En primaire j’aimais impressionner les filles en faisant des choses durs, je me sentais garçon je pense. j’ai toujours aimé qu’on me dise que j’étais forte, lus fort que ma sœur.
Quand j’étais petite je voulais devenir acrobate et j’ai toujours la même image dans la tête je me voyais sur un trapèze et en homme.
Mes jouets étaient « masculin » : dinosaures, chevaux, ken, playmobil.. je faisais Spirit et ma sœur Rivière… je m’identifié toujours a des hommes dans les jeux vidéos, je les trouvais beaux, je trouvais qu’ils me ressemblaient. Quand je me déguisait je faisais le roi, l’indien ect. 
J’aimais regardais mes mains, je les voyais comme des mains de garçons(encore aujourd’hui). Je me rappel que j’avais demandé a mon père vers l’âge de 7, 8 ans dans la voiture « Tu trouves pas que j’ai des mains des garçons? » et il m’avait dit : « mais non Juliette, tu as les mains toutes fines », j’avais était triste, déçus, j’aurais aimé qu’il me dise « oui tu as des mains de garçons ». 
J’ai toujours trouvé bizarre mon prénom, j’avais l’impression qu’il ne voulait rien dire: pourquoi Juliette et pas fourchette ou Lucas?

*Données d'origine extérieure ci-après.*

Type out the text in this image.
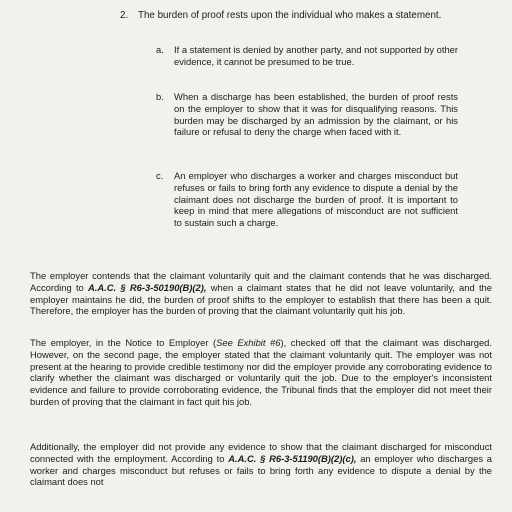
2.	The burden of proof rests upon the individual who makes a statement.
a.	If a statement is denied by another party, and not supported by other evidence, it cannot be presumed to be true.
b.	When a discharge has been established, the burden of proof rests on the employer to show that it was for disqualifying reasons. This burden may be discharged by an admission by the claimant, or his failure or refusal to deny the charge when faced with it.
c.	An employer who discharges a worker and charges misconduct but refuses or fails to bring forth any evidence to dispute a denial by the claimant does not discharge the burden of proof. It is important to keep in mind that mere allegations of misconduct are not sufficient to sustain such a charge.

The employer contends that the claimant voluntarily quit and the claimant contends that he was discharged. According to A.A.C. § R6-3-50190(B)(2), when a claimant states that he did not leave voluntarily, and the employer maintains he did, the burden of proof shifts to the employer to establish that there has been a quit. Therefore, the employer has the burden of proving that the claimant voluntarily quit his job.

The employer, in the Notice to Employer (See Exhibit #6), checked off that the claimant was discharged. However, on the second page, the employer stated that the claimant voluntarily quit. The employer was not present at the hearing to provide credible testimony nor did the employer provide any corroborating evidence to clarify whether the claimant was discharged or voluntarily quit the job. Due to the employer's inconsistent evidence and failure to provide corroborating evidence, the Tribunal finds that the employer did not meet their burden of proving that the claimant in fact quit his job.

Additionally, the employer did not provide any evidence to show that the claimant discharged for misconduct connected with the employment. According to A.A.C. § R6-3-51190(B)(2)(c), an employer who discharges a worker and charges misconduct but refuses or fails to bring forth any evidence to dispute a denial by the claimant does not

Je m’habillais toujours avec des habits « masculins ». Quand ma poitrine a commencé a pousser je me regardais dans le miroir de la salle de bain, je me mettais de profil et j’essayer de me tendre le torse pour faire disparaître ma poitrine, je me disais bientôt tu ne pourras plus faire comme si tu n’en avais pas. Aussi, j’aimais regarder mes bras et mes mains (encore aujourd’hui) et je me tenait comme les hommes, j’ai vite remarqué que y avait plus que ça qui faisait « masculin », c’est peut-être pour ça que je les regarde toujours. 
Quand il a fallut mettre des brassières, je ne voulais pas, j’étais mal dedans: je n’ai pas beaucoup de souvenirs de ça. mais c’est ma sœur qui me la dit que tu faisais des comédies pour ne pas en mettre.
En rentrant au collège ça n’a pas été simple pour moi, j’ai du changer de style coiffure, vêtements sinon on me prenait pour un garçon on me disait que j’étais moins belle que ma sœur, alors j’ai essayer de changer pour les autres, pour ne pas me sentir abandonner, pour rentrer dans les crous. Pour plaire. Mais j’avais l’impression de jouer un rôle, j’ai toujours eu l’impression de ne pas être moi du collège jusque y a peu de temps.
En présence de fille, j’avais toujours l’impression de me sentir garçon. je me sentais en dehors des filles, de mon corps. ou parfois encore aujourd’hui je me sens un garçon de 15 ans alors que j’ai le corps d’une femme de 21 ans 
Je me suis dit en terminale je suis peut être bi, ou lesbienne, puis ça collait pas car je n’étais jamais sorti avec une fille, quand je sortais avec un garçon je sais que j’adorais leur formes, je les trouvais beaux. J’ai commencés a regarder les filles, et je me sentais garçon quand je les regardais, pas fille. Et je me disais « peut-être que je me sens lesbienne. Comment elles pensent elles »? je voyais bien que y avait un truc bizarre en moi. 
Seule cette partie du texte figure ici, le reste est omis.